Search code examples
algorithmdiffdelta

Algorithm to Combine Text Deltas into Single 'Superstring'


I'm writing software to track the changes an author made over several editions of a book. I already wrote code that produces a set of deltas describing differences between two editions.

Now I'm looking for an algorithm to combine all of these diffs inline to create a 'superstring' containing all of the text inserted and removed across every edition. Then I want to mark up the string in HTML with information about where the text was added and removed.

This way I can visualize the differences between the texts by simply applying different CSS attributes to the document.

Example

If the author changes a sentence in this way

-0-    --1--    ---2---    ---3---
' ' -> 'cat' -> 'crate' -> 'crane'

My code produces these deltas

0-1) <insert 'cat' at 0>
1-2) <insert 'r' at 1> <insert 'e' at 3>
2-3) <remove from 3 to 4> <insert 'n' at 3>

Which I want to process to create a file like this:

<span class="inserted-1">c</span>
<span class="inserted-2">r</span>
<span class="inserted-1">a</span>
<span class="inserted-1 removed-3">t</span>
<span class="inserted-3">n</span>
<span class="inserted-2">e</span>

Question

What's the best algorithm to accomplish this task? Is there a name for this problem?


Solution

  • You can just concatenate your changes and keep track of when they were inserted/removed. Note that the numbers give the index within the string (and note that chars removed do not increase index).
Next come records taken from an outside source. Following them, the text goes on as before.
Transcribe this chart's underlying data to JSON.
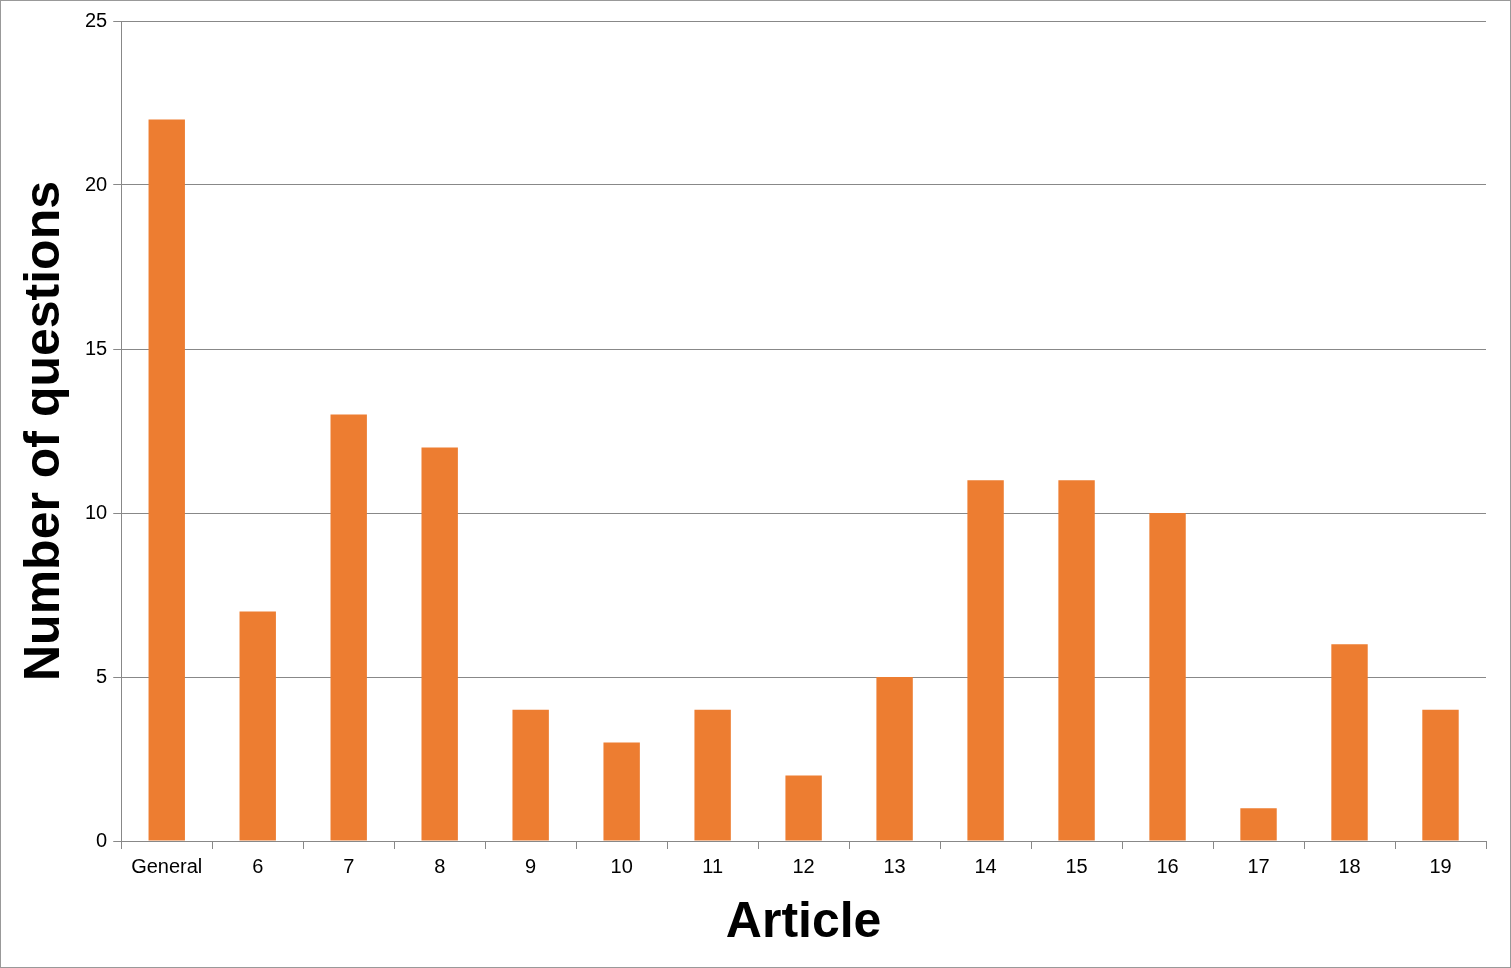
{
  "chart_data": {
    "type": "bar",
    "xlabel": "Article",
    "ylabel": "Number of questions",
    "categories": [
      "General",
      "6",
      "7",
      "8",
      "9",
      "10",
      "11",
      "12",
      "13",
      "14",
      "15",
      "16",
      "17",
      "18",
      "19"
    ],
    "values": [
      22,
      7,
      13,
      12,
      4,
      3,
      4,
      2,
      5,
      11,
      11,
      10,
      1,
      6,
      4
    ],
    "color": "#ed7d31",
    "ylim": [
      0,
      25
    ],
    "yticks": [
      0,
      5,
      10,
      15,
      20,
      25
    ],
    "grid": "y",
    "legend": false
  }
}
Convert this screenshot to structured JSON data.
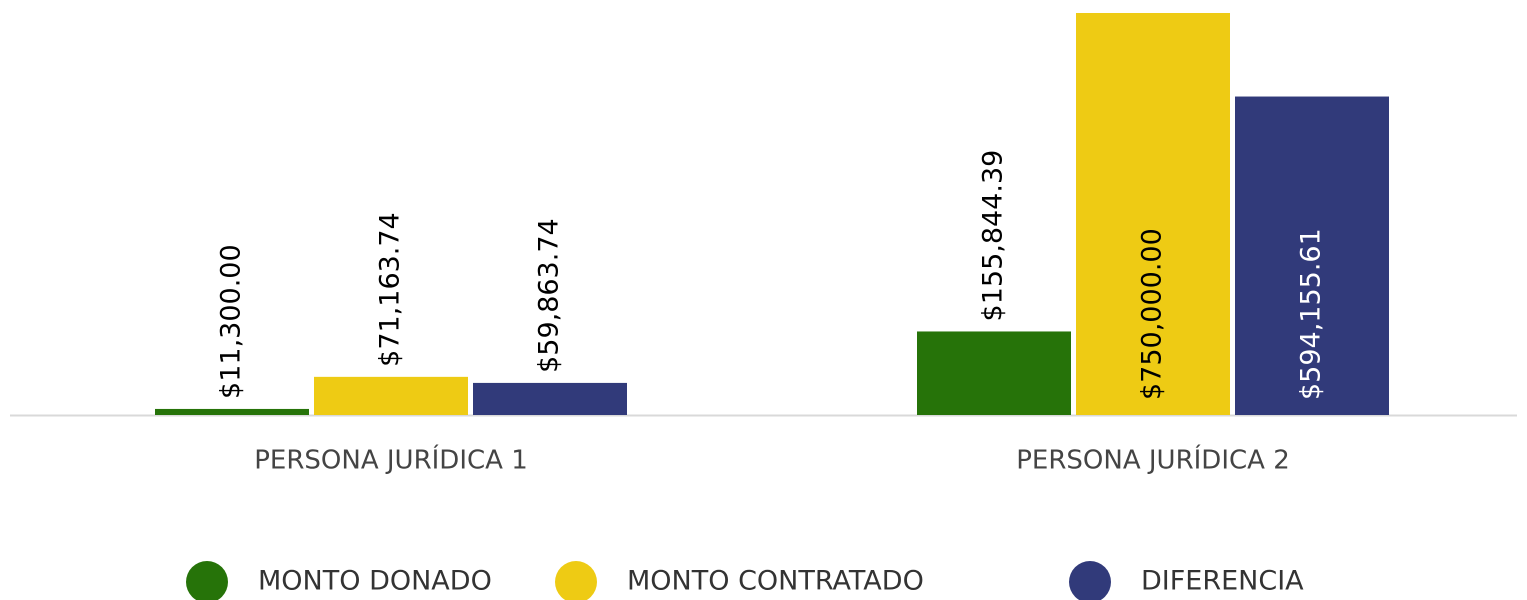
{
  "chart_data": {
    "type": "bar",
    "categories": [
      "PERSONA JURÍDICA 1",
      "PERSONA JURÍDICA 2"
    ],
    "series": [
      {
        "name": "MONTO DONADO",
        "color": "#267309",
        "values": [
          11300.0,
          155844.39
        ],
        "value_labels": [
          "$11,300.00",
          "$155,844.39"
        ]
      },
      {
        "name": "MONTO CONTRATADO",
        "color": "#eecb14",
        "values": [
          71163.74,
          750000.0
        ],
        "value_labels": [
          "$71,163.74",
          "$750,000.00"
        ]
      },
      {
        "name": "DIFERENCIA",
        "color": "#313a7a",
        "values": [
          59863.74,
          594155.61
        ],
        "value_labels": [
          "$59,863.74",
          "$594,155.61"
        ]
      }
    ]
  }
}
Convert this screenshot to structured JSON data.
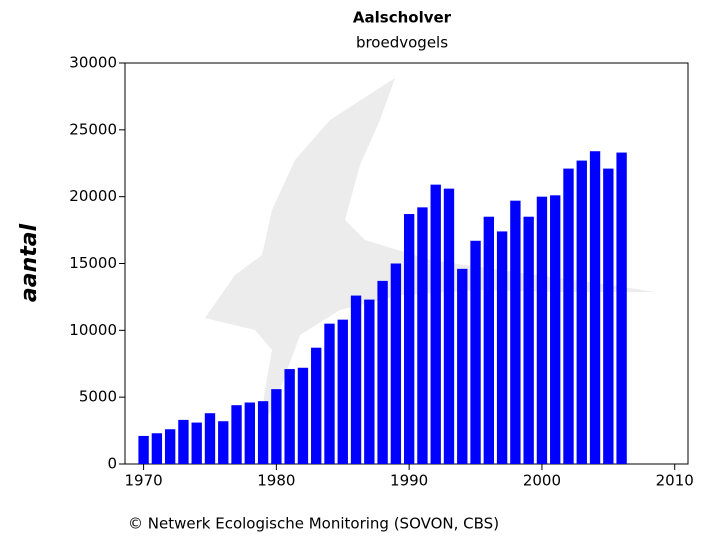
{
  "chart_data": {
    "type": "bar",
    "title": "Aalscholver",
    "subtitle": "broedvogels",
    "y_label": "aantal",
    "footer": "© Netwerk Ecologische Monitoring (SOVON, CBS)",
    "x": [
      1970,
      1971,
      1972,
      1973,
      1974,
      1975,
      1976,
      1977,
      1978,
      1979,
      1980,
      1981,
      1982,
      1983,
      1984,
      1985,
      1986,
      1987,
      1988,
      1989,
      1990,
      1991,
      1992,
      1993,
      1994,
      1995,
      1996,
      1997,
      1998,
      1999,
      2000,
      2001,
      2002,
      2003,
      2004,
      2005,
      2006
    ],
    "values": [
      2100,
      2300,
      2600,
      3300,
      3100,
      3800,
      3200,
      4400,
      4600,
      4700,
      5600,
      7100,
      7200,
      8700,
      10500,
      10800,
      12600,
      12300,
      13700,
      15000,
      18700,
      19200,
      20900,
      20600,
      14600,
      16700,
      18500,
      17400,
      19700,
      18500,
      20000,
      20100,
      22100,
      22700,
      23400,
      22100,
      23300
    ],
    "color": "#0000ff",
    "xlim": [
      1968.6,
      2011
    ],
    "xticks": [
      1970,
      1980,
      1990,
      2000,
      2010
    ],
    "ylim": [
      0,
      30000
    ],
    "yticks": [
      0,
      5000,
      10000,
      15000,
      20000,
      25000,
      30000
    ]
  }
}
    Step 1: 0-1) <insert 'cat' at 0>

    • [0] c inserted at step 1
    • [1] a inserted at step 1
    • [2] t inserted at step 1

    Step 2: 1-2) <insert 'r' at 1> <insert 'e' at 3>

    • [0] c inserted at step 1
    • [1] r inserted at step 2 <= this was inserted here in this step at position 1
    • [2] a inserted at step 1
    • [3] t inserted at step 1
    • [4] e inserted at step 2 <= this was inserted here in this step at position 3

    Note that the position of 'e' was actually shifted to 4 due to the other insertion.
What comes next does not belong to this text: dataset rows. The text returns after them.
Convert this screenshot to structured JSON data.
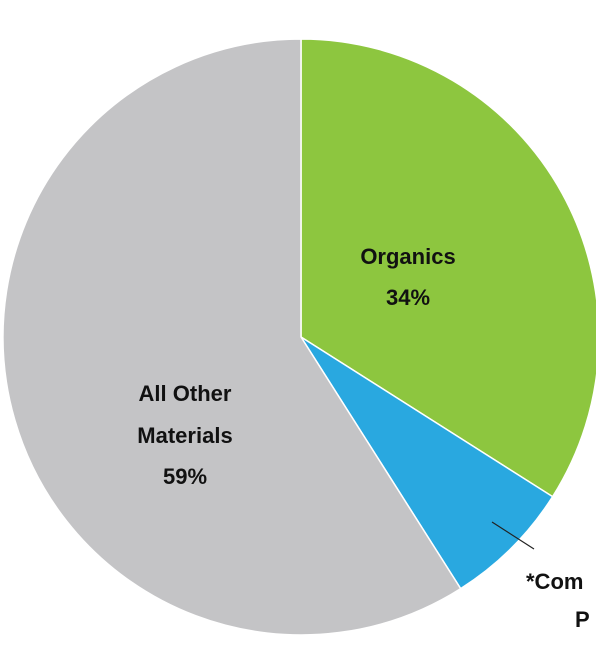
{
  "chart_data": {
    "type": "pie",
    "slices": [
      {
        "label": "Organics",
        "value": 34,
        "value_text": "34%",
        "color": "#8dc63f"
      },
      {
        "label": "*Com...",
        "value": 7,
        "value_text": "",
        "color": "#29a8e0"
      },
      {
        "label": "All Other Materials",
        "value": 59,
        "value_text": "59%",
        "color": "#c4c4c6"
      }
    ],
    "callout": {
      "line1": "*Com",
      "line2": "P"
    },
    "labels": {
      "organics_line1": "Organics",
      "organics_line2": "34%",
      "other_line1": "All Other",
      "other_line2": "Materials",
      "other_line3": "59%"
    },
    "start_angle_deg": 0,
    "direction": "clockwise"
  }
}
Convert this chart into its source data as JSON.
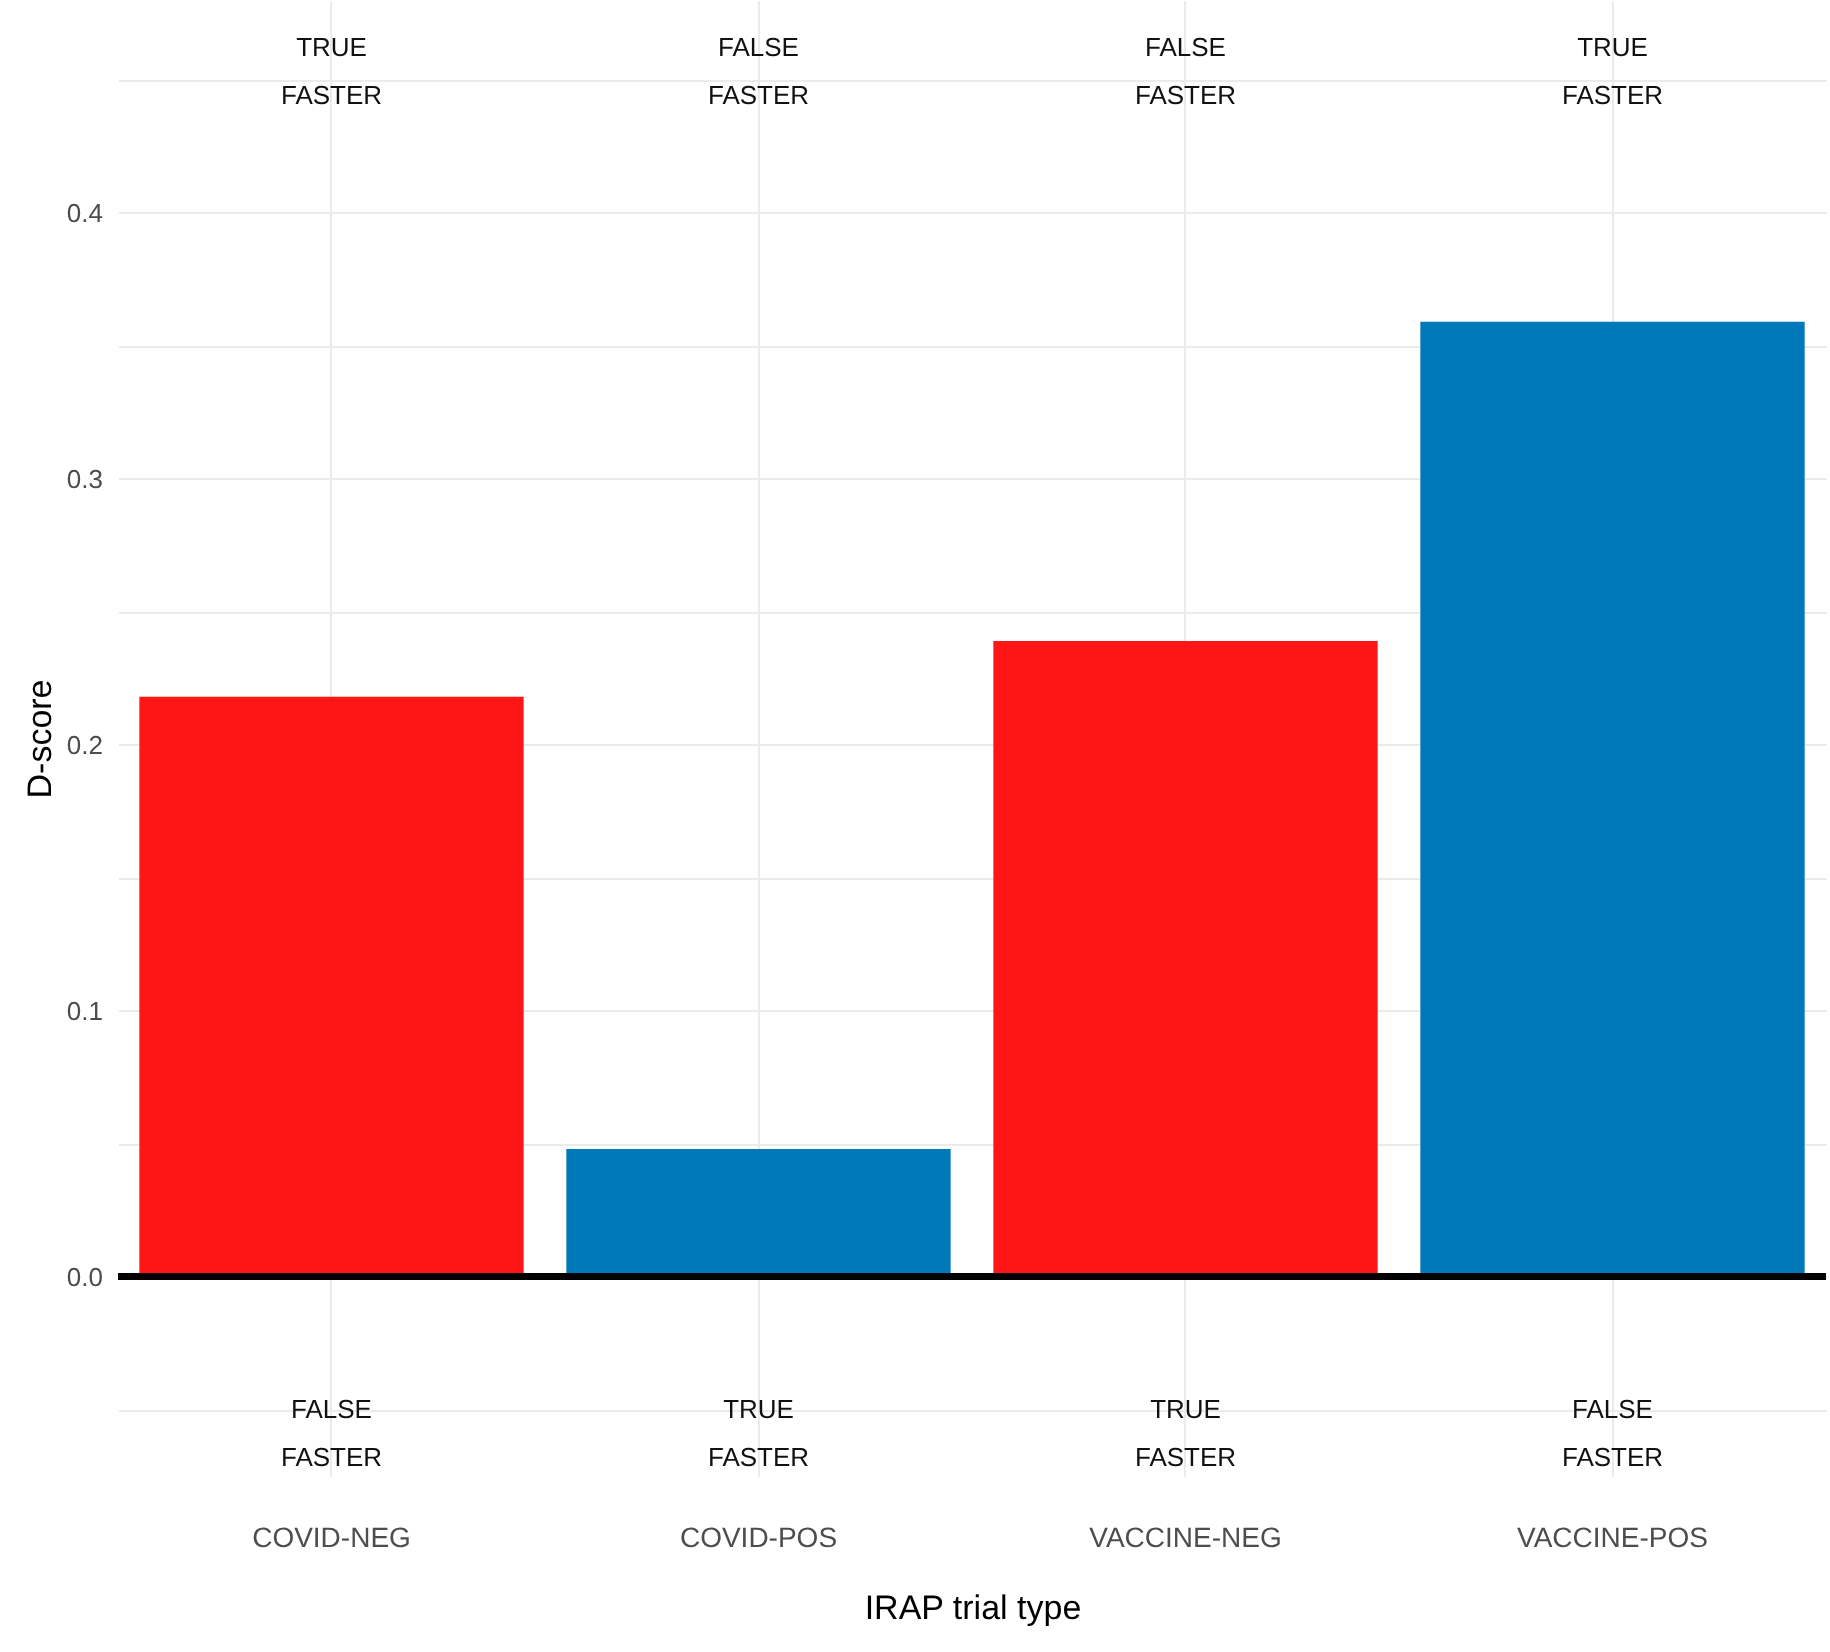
{
  "chart_data": {
    "type": "bar",
    "xlabel": "IRAP trial type",
    "ylabel": "D-score",
    "categories": [
      "COVID-NEG",
      "COVID-POS",
      "VACCINE-NEG",
      "VACCINE-POS"
    ],
    "values": [
      0.218,
      0.048,
      0.239,
      0.359
    ],
    "colors": [
      "#fe1616",
      "#0079b8",
      "#fe1616",
      "#0079b8"
    ],
    "ylim": [
      -0.075,
      0.48
    ],
    "yticks": [
      {
        "value": -0.05,
        "label": null
      },
      {
        "value": 0,
        "label": "0.0"
      },
      {
        "value": 0.05,
        "label": null
      },
      0.1,
      {
        "value": 0.15,
        "label": null
      },
      0.2,
      {
        "value": 0.25,
        "label": null
      },
      0.3,
      {
        "value": 0.35,
        "label": null
      },
      0.4,
      {
        "value": 0.45,
        "label": null
      }
    ],
    "grid": true,
    "ref_lines": [
      {
        "axis": "y",
        "value": 0,
        "color": "#000000"
      }
    ],
    "annotations": [
      "TRUE\nFASTER",
      "FALSE\nFASTER",
      "FALSE\nFASTER",
      "TRUE\nFASTER",
      "FALSE\nFASTER",
      "TRUE\nFASTER",
      "TRUE\nFASTER",
      "FALSE\nFASTER"
    ]
  }
}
    Step 3: 2-3) <remove from 3> <insert 'n' at 3> <= I changed this one to the minimal diff

    • [0] c inserted at step 1
    • [1] r inserted at step 2
    • [2] a inserted at step 1
    • [3] t inserted at step 1, removed at step 3 <= does no longer count, thus the next index is the same
    • [3] n inserted at step 3 <= this was inserted here in this step at position 3
    • [4] e inserted at step 2

    So the basic algorithm is:

    • maintain a list of characters, together with step of insertion and step of removal
    • for each step do
      • decompose your diff from this step into single char inserts and removals
      • for a insert of a new char X at position P do the following:
        • insert the new char X after the latest char in your list with index P, set step of insertion to current step and adjust indices of following items (i.e. add one).
      • for a deletion at a position P do
        • mark the char in your list with index P (there is only one of them which still is present, i.e. where the removal step is not set) by setting the removal step to the current step and adjust later indices (i.e. subtract one)

    In both cases note that previous insertions/removals within this step may shift the position of current action (one way to easily work around this is to do insertions/removals backwards from end of string to start).

    The result will be a list of changes as you specified in your question. For lots of changes it might become quite unreadable but it will nevertheless describe the complete history of your text.